Before the legislative session kicked off in January, two employees of Texas Scorecard, Brandon Waltens and Destin Sensky, applied for media credentials in both chambers of the Legislature. In the Senate, their credentials were granted; in the House, they were denied. The two chambers follow similar rules about who is allowed special journalistic access to the floor, and both prohibit lobbyists. But the chambers’ political atmospheres are different.

House Administration Chair Charlie Geren, a Fort Worth Republican who has sparred with Empower Texans and its PAC in the past, told the group in a January rejection letter that it was ineligible for media credentials because “the organization you are employed by, Texas Scorecard, has a close association with a general-purpose political committee (GPAC) and that the organization’s website prominently displays advocacy on policy matters before the legislature.” As evidence of the group’s affiliation with the PAC, Geren cited the organizations’ shared address — but by the time Geren’s letter was issued, the lawsuit claims, they no longer shared that address.

Empower Texans PAC has backed primary opponents to Geren and has given Lt. Gov. Dan Patrick, who leads the Texas Senate, more than $850,000 in the last five years.

In the lawsuit, filed this week in federal court in Austin, the organization alleges that its history with Geren — who, the complaint says, “has routinely and openly expressed hostility” to the group “on account of their publications” — led him to engage in “bad faith viewpoint discrimination.” It asks a federal judge to force Geren to issue media credentials to the two employees.

Reached on the floor of the Texas House on Wednesday morning, Geren said he had no comment on the lawsuit.

Empower Texans, which operates under several names, is a unique blend of political action committee, advocacy group and news outlet.
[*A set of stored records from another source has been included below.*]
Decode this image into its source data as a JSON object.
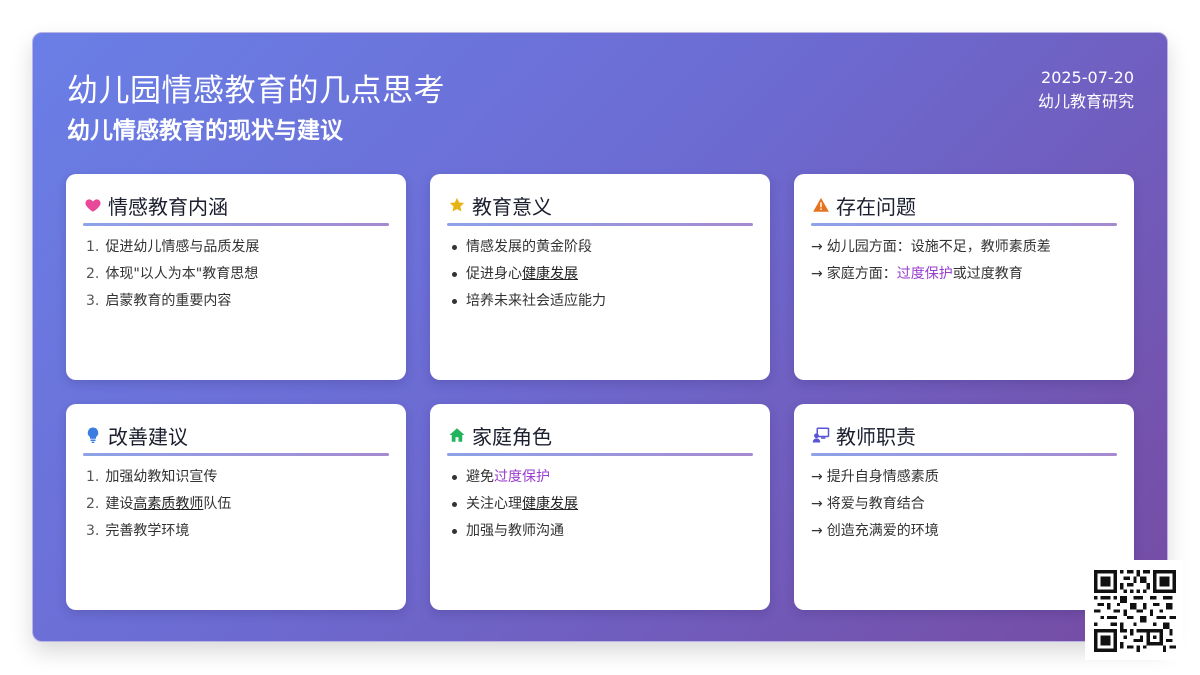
{
  "header": {
    "title": "幼儿园情感教育的几点思考",
    "subtitle": "幼儿情感教育的现状与建议",
    "date": "2025-07-20",
    "org": "幼儿教育研究"
  },
  "cards": [
    {
      "title": "情感教育内涵",
      "icon": "heart-icon",
      "icon_color": "#e8479a",
      "list": "ordered",
      "items": [
        {
          "num": "1.",
          "text": "促进幼儿情感与品质发展"
        },
        {
          "num": "2.",
          "text": "体现\"以人为本\"教育思想"
        },
        {
          "num": "3.",
          "text": "启蒙教育的重要内容"
        }
      ]
    },
    {
      "title": "教育意义",
      "icon": "star-icon",
      "icon_color": "#e6b40f",
      "list": "bullet",
      "items": [
        {
          "text": "情感发展的黄金阶段"
        },
        {
          "pre": "促进身心",
          "hl": "健康发展"
        },
        {
          "text": "培养未来社会适应能力"
        }
      ]
    },
    {
      "title": "存在问题",
      "icon": "warning-icon",
      "icon_color": "#e8731e",
      "list": "arrow",
      "items": [
        {
          "text": "幼儿园方面：设施不足，教师素质差"
        },
        {
          "pre": "家庭方面：",
          "hl": "过度保护",
          "post": "或过度教育"
        }
      ]
    },
    {
      "title": "改善建议",
      "icon": "lightbulb-icon",
      "icon_color": "#3b7de0",
      "list": "ordered",
      "items": [
        {
          "num": "1.",
          "text": "加强幼教知识宣传"
        },
        {
          "num": "2.",
          "pre": "建设",
          "hl": "高素质教师",
          "post": "队伍"
        },
        {
          "num": "3.",
          "text": "完善教学环境"
        }
      ]
    },
    {
      "title": "家庭角色",
      "icon": "home-icon",
      "icon_color": "#22b35c",
      "list": "bullet",
      "items": [
        {
          "pre": "避免",
          "hl": "过度保护"
        },
        {
          "pre": "关注心理",
          "hl": "健康发展"
        },
        {
          "text": "加强与教师沟通"
        }
      ]
    },
    {
      "title": "教师职责",
      "icon": "teacher-icon",
      "icon_color": "#5a55d8",
      "list": "arrow",
      "items": [
        {
          "text": "提升自身情感素质"
        },
        {
          "text": "将爱与教育结合"
        },
        {
          "text": "创造充满爱的环境"
        }
      ]
    }
  ],
  "markers": {
    "arrow": "→"
  }
}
During the session, it produces a biweekly newspaper and a weekday morning newsletter, as well as a weekly podcast and video broadcast.
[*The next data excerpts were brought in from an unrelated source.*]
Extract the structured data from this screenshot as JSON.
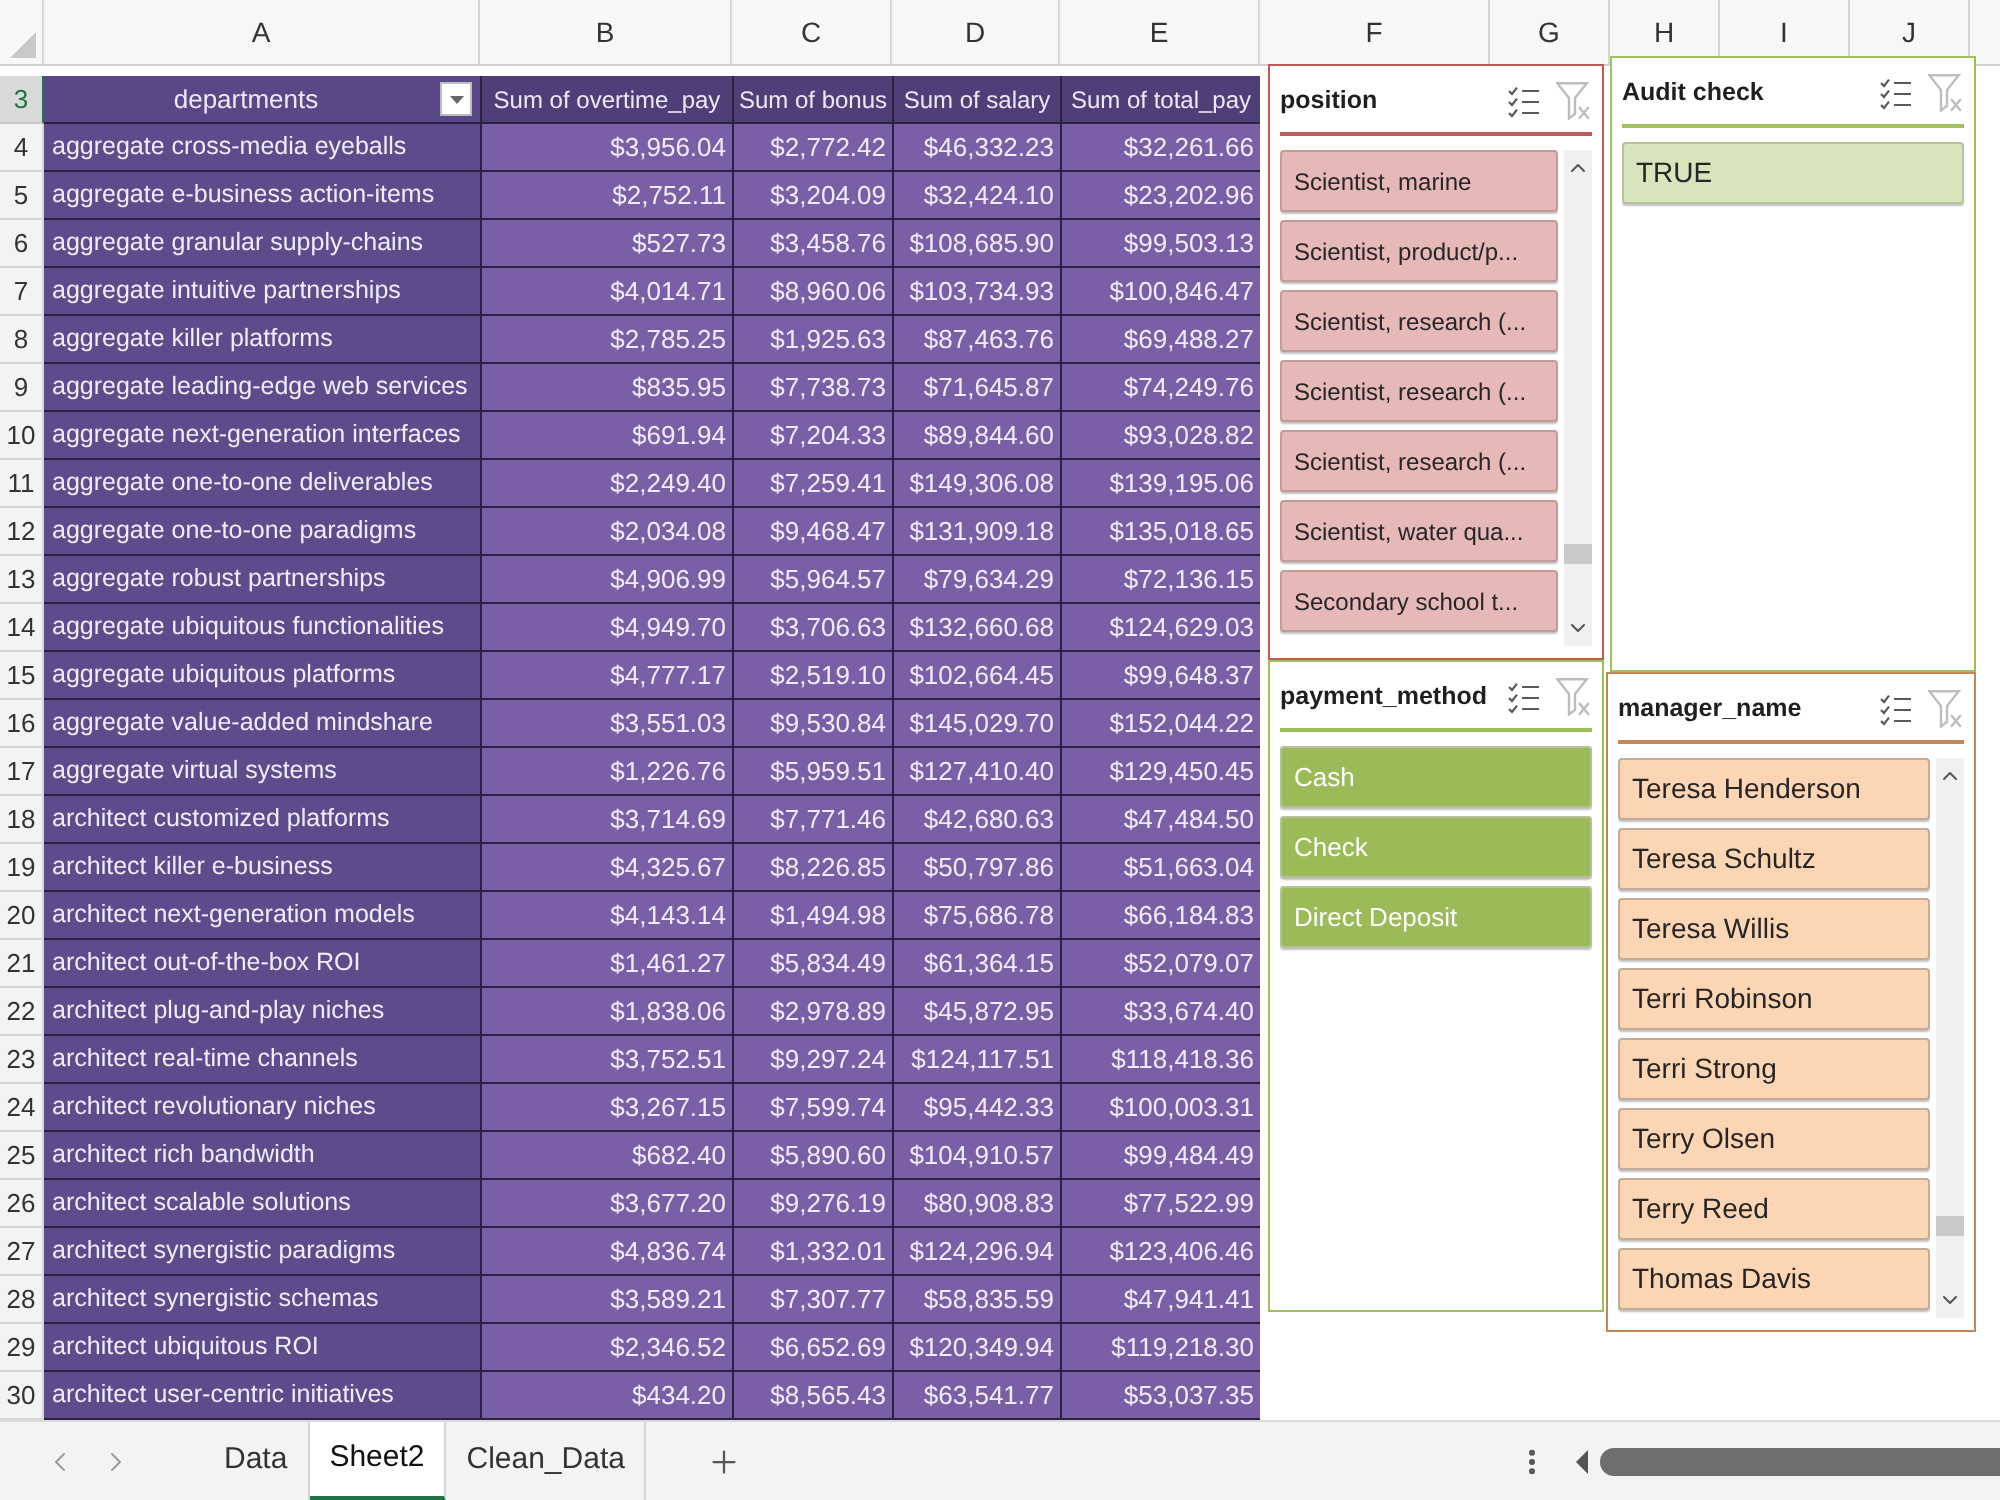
{
  "column_headers": [
    "A",
    "B",
    "C",
    "D",
    "E",
    "F",
    "G",
    "H",
    "I",
    "J"
  ],
  "pivot_table": {
    "header": {
      "row_number": "3",
      "selected": true,
      "cells": [
        "departments",
        "Sum of overtime_pay",
        "Sum of bonus",
        "Sum of salary",
        "Sum of total_pay"
      ]
    },
    "rows": [
      {
        "row_number": "4",
        "selected": false,
        "cells": [
          "aggregate cross-media eyeballs",
          "$3,956.04",
          "$2,772.42",
          "$46,332.23",
          "$32,261.66"
        ]
      },
      {
        "row_number": "5",
        "selected": false,
        "cells": [
          "aggregate e-business action-items",
          "$2,752.11",
          "$3,204.09",
          "$32,424.10",
          "$23,202.96"
        ]
      },
      {
        "row_number": "6",
        "selected": false,
        "cells": [
          "aggregate granular supply-chains",
          "$527.73",
          "$3,458.76",
          "$108,685.90",
          "$99,503.13"
        ]
      },
      {
        "row_number": "7",
        "selected": false,
        "cells": [
          "aggregate intuitive partnerships",
          "$4,014.71",
          "$8,960.06",
          "$103,734.93",
          "$100,846.47"
        ]
      },
      {
        "row_number": "8",
        "selected": false,
        "cells": [
          "aggregate killer platforms",
          "$2,785.25",
          "$1,925.63",
          "$87,463.76",
          "$69,488.27"
        ]
      },
      {
        "row_number": "9",
        "selected": false,
        "cells": [
          "aggregate leading-edge web services",
          "$835.95",
          "$7,738.73",
          "$71,645.87",
          "$74,249.76"
        ]
      },
      {
        "row_number": "10",
        "selected": false,
        "cells": [
          "aggregate next-generation interfaces",
          "$691.94",
          "$7,204.33",
          "$89,844.60",
          "$93,028.82"
        ]
      },
      {
        "row_number": "11",
        "selected": false,
        "cells": [
          "aggregate one-to-one deliverables",
          "$2,249.40",
          "$7,259.41",
          "$149,306.08",
          "$139,195.06"
        ]
      },
      {
        "row_number": "12",
        "selected": false,
        "cells": [
          "aggregate one-to-one paradigms",
          "$2,034.08",
          "$9,468.47",
          "$131,909.18",
          "$135,018.65"
        ]
      },
      {
        "row_number": "13",
        "selected": false,
        "cells": [
          "aggregate robust partnerships",
          "$4,906.99",
          "$5,964.57",
          "$79,634.29",
          "$72,136.15"
        ]
      },
      {
        "row_number": "14",
        "selected": false,
        "cells": [
          "aggregate ubiquitous functionalities",
          "$4,949.70",
          "$3,706.63",
          "$132,660.68",
          "$124,629.03"
        ]
      },
      {
        "row_number": "15",
        "selected": false,
        "cells": [
          "aggregate ubiquitous platforms",
          "$4,777.17",
          "$2,519.10",
          "$102,664.45",
          "$99,648.37"
        ]
      },
      {
        "row_number": "16",
        "selected": false,
        "cells": [
          "aggregate value-added mindshare",
          "$3,551.03",
          "$9,530.84",
          "$145,029.70",
          "$152,044.22"
        ]
      },
      {
        "row_number": "17",
        "selected": false,
        "cells": [
          "aggregate virtual systems",
          "$1,226.76",
          "$5,959.51",
          "$127,410.40",
          "$129,450.45"
        ]
      },
      {
        "row_number": "18",
        "selected": false,
        "cells": [
          "architect customized platforms",
          "$3,714.69",
          "$7,771.46",
          "$42,680.63",
          "$47,484.50"
        ]
      },
      {
        "row_number": "19",
        "selected": false,
        "cells": [
          "architect killer e-business",
          "$4,325.67",
          "$8,226.85",
          "$50,797.86",
          "$51,663.04"
        ]
      },
      {
        "row_number": "20",
        "selected": false,
        "cells": [
          "architect next-generation models",
          "$4,143.14",
          "$1,494.98",
          "$75,686.78",
          "$66,184.83"
        ]
      },
      {
        "row_number": "21",
        "selected": false,
        "cells": [
          "architect out-of-the-box ROI",
          "$1,461.27",
          "$5,834.49",
          "$61,364.15",
          "$52,079.07"
        ]
      },
      {
        "row_number": "22",
        "selected": false,
        "cells": [
          "architect plug-and-play niches",
          "$1,838.06",
          "$2,978.89",
          "$45,872.95",
          "$33,674.40"
        ]
      },
      {
        "row_number": "23",
        "selected": false,
        "cells": [
          "architect real-time channels",
          "$3,752.51",
          "$9,297.24",
          "$124,117.51",
          "$118,418.36"
        ]
      },
      {
        "row_number": "24",
        "selected": false,
        "cells": [
          "architect revolutionary niches",
          "$3,267.15",
          "$7,599.74",
          "$95,442.33",
          "$100,003.31"
        ]
      },
      {
        "row_number": "25",
        "selected": false,
        "cells": [
          "architect rich bandwidth",
          "$682.40",
          "$5,890.60",
          "$104,910.57",
          "$99,484.49"
        ]
      },
      {
        "row_number": "26",
        "selected": false,
        "cells": [
          "architect scalable solutions",
          "$3,677.20",
          "$9,276.19",
          "$80,908.83",
          "$77,522.99"
        ]
      },
      {
        "row_number": "27",
        "selected": false,
        "cells": [
          "architect synergistic paradigms",
          "$4,836.74",
          "$1,332.01",
          "$124,296.94",
          "$123,406.46"
        ]
      },
      {
        "row_number": "28",
        "selected": false,
        "cells": [
          "architect synergistic schemas",
          "$3,589.21",
          "$7,307.77",
          "$58,835.59",
          "$47,941.41"
        ]
      },
      {
        "row_number": "29",
        "selected": false,
        "cells": [
          "architect ubiquitous ROI",
          "$2,346.52",
          "$6,652.69",
          "$120,349.94",
          "$119,218.30"
        ]
      },
      {
        "row_number": "30",
        "selected": false,
        "cells": [
          "architect user-centric initiatives",
          "$434.20",
          "$8,565.43",
          "$63,541.77",
          "$53,037.35"
        ]
      }
    ]
  },
  "slicers": [
    {
      "title": "position",
      "color": "#e6b8b7",
      "scrollbar": true,
      "clear_filter_disabled": true,
      "items": [
        {
          "label": "Scientist, marine",
          "selected": true
        },
        {
          "label": "Scientist, product/p...",
          "selected": true
        },
        {
          "label": "Scientist, research (...",
          "selected": true
        },
        {
          "label": "Scientist, research (...",
          "selected": true
        },
        {
          "label": "Scientist, research (...",
          "selected": true
        },
        {
          "label": "Scientist, water qua...",
          "selected": true
        },
        {
          "label": "Secondary school t...",
          "selected": true
        }
      ]
    },
    {
      "title": "Audit check",
      "color": "#d8e4bc",
      "clear_filter_disabled": true,
      "items": [
        {
          "label": "TRUE",
          "selected": true
        }
      ]
    },
    {
      "title": "payment_method",
      "color": "#9bbb59",
      "clear_filter_disabled": true,
      "items": [
        {
          "label": "Cash",
          "selected": true
        },
        {
          "label": "Check",
          "selected": true
        },
        {
          "label": "Direct Deposit",
          "selected": true
        }
      ]
    },
    {
      "title": "manager_name",
      "color": "#fcd5b4",
      "scrollbar": true,
      "clear_filter_disabled": true,
      "items": [
        {
          "label": "Teresa Henderson",
          "selected": true
        },
        {
          "label": "Teresa Schultz",
          "selected": true
        },
        {
          "label": "Teresa Willis",
          "selected": true
        },
        {
          "label": "Terri Robinson",
          "selected": true
        },
        {
          "label": "Terri Strong",
          "selected": true
        },
        {
          "label": "Terry Olsen",
          "selected": true
        },
        {
          "label": "Terry Reed",
          "selected": true
        },
        {
          "label": "Thomas Davis",
          "selected": true
        }
      ]
    }
  ],
  "sheet_tabs": [
    {
      "label": "Data",
      "selected": false
    },
    {
      "label": "Sheet2",
      "selected": true
    },
    {
      "label": "Clean_Data",
      "selected": false
    }
  ]
}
But the organization also directly advocates for specific votes on specific measures — releasing regular “vote notices” that call on elected officials to back its priorities — and ranks lawmakers on an A-F scale as either “pro-” or “anti-taxpayer.”

Although they do not have media credentials in the Texas House, Waltens and Sensky — like anyone else — can sit in the public second-floor gallery. Only journalists, lawmakers, staff and special guests are permitted on the chambers’ floors, where they enjoy easier access to elected officials. The lawsuit alleges that “by denying plaintiffs access to the hall of the House equal to that afforded to other media representatives, [Geren] is violating Plaintiffs’ rights to free speech and freedom of the press.”

The complaint claims that “no employee of Empower Texans is required to register as a lobbyist and the organization does not employ or contract with any person who is required to register as a lobbyist.”

The organization has presented itself as a journalism outlet before. In 2017, Geren pulled a press pass that had been issued for another employee of the group, Cary Cheshire.

Waltens and Sensky are common fixtures at the press table in the Texas Senate, where their coverage sometimes reflects the conservative bent of their organization. They have also reported on goings-on in the Texas House.